- Hincha Gerya Location in West Bengal, India Hincha Gerya Hincha Gerya (India)
- Coordinates: 22°03′37″N 87°47′58″E﻿ / ﻿22.0603°N 87.7995°E
- Country: India
- State: West Bengal
- District: Purba Medinipur

Area
- • Total: 2.0266 km^{2} (0.7825 sq mi)

Population (2011)
- • Total: 4,958
- • Density: 2,446/km^{2} (6,336/sq mi)

Languages
- • Official: Bengali, English
- Time zone: UTC+5:30 (IST)
- Lok Sabha constituency: Kanthi
- Vidhan Sabha constituency: Bhagabanpur
- Website: purbamedinipur.gov.in

= Hincha Gerya =

Hincha Gerya is a census town in Bhagabanpur I CD block in Egra subdivision of Purba Medinipur district in the state of West Bengal, India.

==Geography==

===Location===
Hincha Gerya is located at .

===Urbanisation===
96.96% of the population of Egra subdivision live in the rural areas. Only 3.04% of the population live in the urban areas, and that is the lowest proportion of urban population amongst the four subdivisions in Purba Medinipur district.
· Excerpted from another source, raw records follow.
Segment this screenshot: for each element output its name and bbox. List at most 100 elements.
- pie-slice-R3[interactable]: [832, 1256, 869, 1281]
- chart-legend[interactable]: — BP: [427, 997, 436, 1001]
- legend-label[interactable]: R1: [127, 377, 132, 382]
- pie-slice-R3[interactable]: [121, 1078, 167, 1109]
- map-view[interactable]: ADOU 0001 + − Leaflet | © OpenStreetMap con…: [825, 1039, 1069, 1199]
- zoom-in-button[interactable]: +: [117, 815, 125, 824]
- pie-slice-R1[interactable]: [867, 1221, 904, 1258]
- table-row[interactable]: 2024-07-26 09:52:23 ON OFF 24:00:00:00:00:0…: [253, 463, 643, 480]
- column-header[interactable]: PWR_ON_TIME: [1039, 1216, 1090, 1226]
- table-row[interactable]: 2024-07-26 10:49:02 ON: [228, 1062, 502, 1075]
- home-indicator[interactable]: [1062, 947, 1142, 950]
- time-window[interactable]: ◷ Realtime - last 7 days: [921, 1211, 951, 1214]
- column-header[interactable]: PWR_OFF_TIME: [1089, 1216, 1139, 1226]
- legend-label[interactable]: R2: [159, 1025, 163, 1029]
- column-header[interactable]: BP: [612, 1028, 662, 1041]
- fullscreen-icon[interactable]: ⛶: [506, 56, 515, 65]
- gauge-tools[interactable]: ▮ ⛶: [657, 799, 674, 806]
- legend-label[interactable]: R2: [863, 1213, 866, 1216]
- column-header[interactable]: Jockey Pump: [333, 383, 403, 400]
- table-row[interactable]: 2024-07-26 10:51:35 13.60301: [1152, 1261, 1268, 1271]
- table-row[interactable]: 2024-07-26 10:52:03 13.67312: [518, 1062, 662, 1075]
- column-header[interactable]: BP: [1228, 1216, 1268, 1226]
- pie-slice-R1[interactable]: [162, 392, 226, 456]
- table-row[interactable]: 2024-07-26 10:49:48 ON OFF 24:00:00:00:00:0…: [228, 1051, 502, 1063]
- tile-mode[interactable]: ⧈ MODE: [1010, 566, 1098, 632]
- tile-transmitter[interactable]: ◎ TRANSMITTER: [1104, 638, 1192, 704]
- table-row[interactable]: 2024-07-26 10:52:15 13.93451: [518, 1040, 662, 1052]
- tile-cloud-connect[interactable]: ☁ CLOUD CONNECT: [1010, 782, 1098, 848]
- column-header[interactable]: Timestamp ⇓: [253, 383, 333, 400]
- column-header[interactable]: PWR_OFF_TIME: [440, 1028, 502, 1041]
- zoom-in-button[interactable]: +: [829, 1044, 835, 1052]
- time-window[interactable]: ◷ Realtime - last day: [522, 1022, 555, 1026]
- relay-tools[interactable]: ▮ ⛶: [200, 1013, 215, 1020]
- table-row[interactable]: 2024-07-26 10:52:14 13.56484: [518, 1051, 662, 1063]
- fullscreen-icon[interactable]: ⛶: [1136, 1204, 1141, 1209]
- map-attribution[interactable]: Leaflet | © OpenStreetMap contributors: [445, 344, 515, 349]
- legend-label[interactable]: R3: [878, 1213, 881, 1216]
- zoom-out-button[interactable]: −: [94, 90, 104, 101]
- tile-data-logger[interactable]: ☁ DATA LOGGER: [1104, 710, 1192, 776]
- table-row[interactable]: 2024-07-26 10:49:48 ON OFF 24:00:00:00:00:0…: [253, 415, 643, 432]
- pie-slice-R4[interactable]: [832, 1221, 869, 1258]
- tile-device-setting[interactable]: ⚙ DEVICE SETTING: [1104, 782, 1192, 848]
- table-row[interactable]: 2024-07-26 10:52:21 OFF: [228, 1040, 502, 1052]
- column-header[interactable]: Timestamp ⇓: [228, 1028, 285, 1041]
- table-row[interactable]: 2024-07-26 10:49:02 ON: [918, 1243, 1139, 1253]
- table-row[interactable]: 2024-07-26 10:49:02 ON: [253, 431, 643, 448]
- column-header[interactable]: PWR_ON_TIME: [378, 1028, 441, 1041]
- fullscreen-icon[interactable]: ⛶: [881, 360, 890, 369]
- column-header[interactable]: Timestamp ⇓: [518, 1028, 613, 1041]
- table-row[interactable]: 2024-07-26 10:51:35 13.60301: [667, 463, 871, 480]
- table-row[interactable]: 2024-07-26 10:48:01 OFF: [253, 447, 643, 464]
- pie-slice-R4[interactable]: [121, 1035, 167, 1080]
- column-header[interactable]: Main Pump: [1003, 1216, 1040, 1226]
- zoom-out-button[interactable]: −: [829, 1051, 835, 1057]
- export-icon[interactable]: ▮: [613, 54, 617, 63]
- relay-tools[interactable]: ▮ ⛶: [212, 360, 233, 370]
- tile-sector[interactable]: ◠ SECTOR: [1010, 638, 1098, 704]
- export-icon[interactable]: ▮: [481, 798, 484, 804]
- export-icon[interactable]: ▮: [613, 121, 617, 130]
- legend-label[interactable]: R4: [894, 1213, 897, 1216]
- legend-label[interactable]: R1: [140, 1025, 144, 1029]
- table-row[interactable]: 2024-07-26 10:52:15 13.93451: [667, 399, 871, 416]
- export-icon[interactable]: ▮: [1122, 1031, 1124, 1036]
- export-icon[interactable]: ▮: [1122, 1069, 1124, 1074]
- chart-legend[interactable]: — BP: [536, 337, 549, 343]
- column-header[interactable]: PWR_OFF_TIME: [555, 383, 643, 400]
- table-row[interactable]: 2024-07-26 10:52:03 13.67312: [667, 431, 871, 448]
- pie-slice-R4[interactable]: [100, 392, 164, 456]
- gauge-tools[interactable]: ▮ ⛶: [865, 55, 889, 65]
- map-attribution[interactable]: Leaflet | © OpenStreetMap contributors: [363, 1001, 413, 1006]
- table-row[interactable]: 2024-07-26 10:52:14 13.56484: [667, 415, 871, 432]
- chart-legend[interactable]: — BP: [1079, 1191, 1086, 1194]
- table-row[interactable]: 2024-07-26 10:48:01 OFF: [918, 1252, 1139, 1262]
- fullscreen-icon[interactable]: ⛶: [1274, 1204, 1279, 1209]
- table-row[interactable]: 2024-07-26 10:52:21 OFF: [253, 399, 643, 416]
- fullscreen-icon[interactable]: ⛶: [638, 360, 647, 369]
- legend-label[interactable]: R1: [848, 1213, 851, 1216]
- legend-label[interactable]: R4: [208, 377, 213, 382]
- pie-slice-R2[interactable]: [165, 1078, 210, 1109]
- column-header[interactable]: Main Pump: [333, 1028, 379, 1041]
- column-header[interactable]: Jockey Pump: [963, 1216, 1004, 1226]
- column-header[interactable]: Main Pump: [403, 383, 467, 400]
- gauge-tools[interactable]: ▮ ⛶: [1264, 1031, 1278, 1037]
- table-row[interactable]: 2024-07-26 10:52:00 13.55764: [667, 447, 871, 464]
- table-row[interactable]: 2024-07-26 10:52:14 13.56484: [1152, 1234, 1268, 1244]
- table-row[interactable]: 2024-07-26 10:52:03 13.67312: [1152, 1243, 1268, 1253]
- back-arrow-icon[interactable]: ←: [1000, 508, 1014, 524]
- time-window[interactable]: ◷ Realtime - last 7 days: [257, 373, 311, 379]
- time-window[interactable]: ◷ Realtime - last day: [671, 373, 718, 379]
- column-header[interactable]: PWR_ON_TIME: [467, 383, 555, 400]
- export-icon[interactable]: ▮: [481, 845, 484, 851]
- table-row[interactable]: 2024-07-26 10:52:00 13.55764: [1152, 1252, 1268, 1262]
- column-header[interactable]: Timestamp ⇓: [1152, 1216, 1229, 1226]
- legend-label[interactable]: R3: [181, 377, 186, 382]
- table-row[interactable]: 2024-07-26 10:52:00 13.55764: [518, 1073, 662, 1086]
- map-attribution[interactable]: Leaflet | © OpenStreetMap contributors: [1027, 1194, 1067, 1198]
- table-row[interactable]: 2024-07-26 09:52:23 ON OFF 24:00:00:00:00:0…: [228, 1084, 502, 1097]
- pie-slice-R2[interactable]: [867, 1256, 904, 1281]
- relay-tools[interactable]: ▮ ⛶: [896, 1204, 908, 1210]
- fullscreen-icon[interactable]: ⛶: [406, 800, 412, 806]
Note: The map alongside presents some of the notable locations in the subdivision. All places marked in the map are linked in the larger full screen map.

==Demographics==
As per 2011 Census of India Hincha Gerya had a total population of 4,958 of which 2,464 (50%) were males and 2,394 (48%) were females. Population below 6 years was 771. The total number of literates in Hincha Gerya was 3,478 (83.07% of the population over 6 years).

==Infrastructure==
As per the District Census Handbook 2011, Hincha Gerya covered an area of 2.0266 km^{2}. Deshapran railway station is located 3 km away and bus routes at Kismat Bajkul 3 km away. Amongst the civic amenities it had 450 domestic electric connections. Amongst the medical facilities it had a hospital 9 km away. Amongst the educational facilities it had were 2 primary schools. The nearest middle school was at Narayandai 1.5 km away. The secondary school and senior secondary school were at Kajlagarh 3 km away. The nearest degree college was at Kismat Bajkul 3 km away.

==Transport==
Local roads link Hincha Gerya to Egra-Bajkul Road.

==Education==
Bajkul Milani Mahavidyalaya, established at Tethi Bari mouza, PO Kismat Bajkul, in 1964, is located close by.

==Healthcare==
Bhagabanpur Rural Hospital at Bhagabanpur (with 30 beds), the main medical facility in Bhagabanpur I CD block, is located not very far away.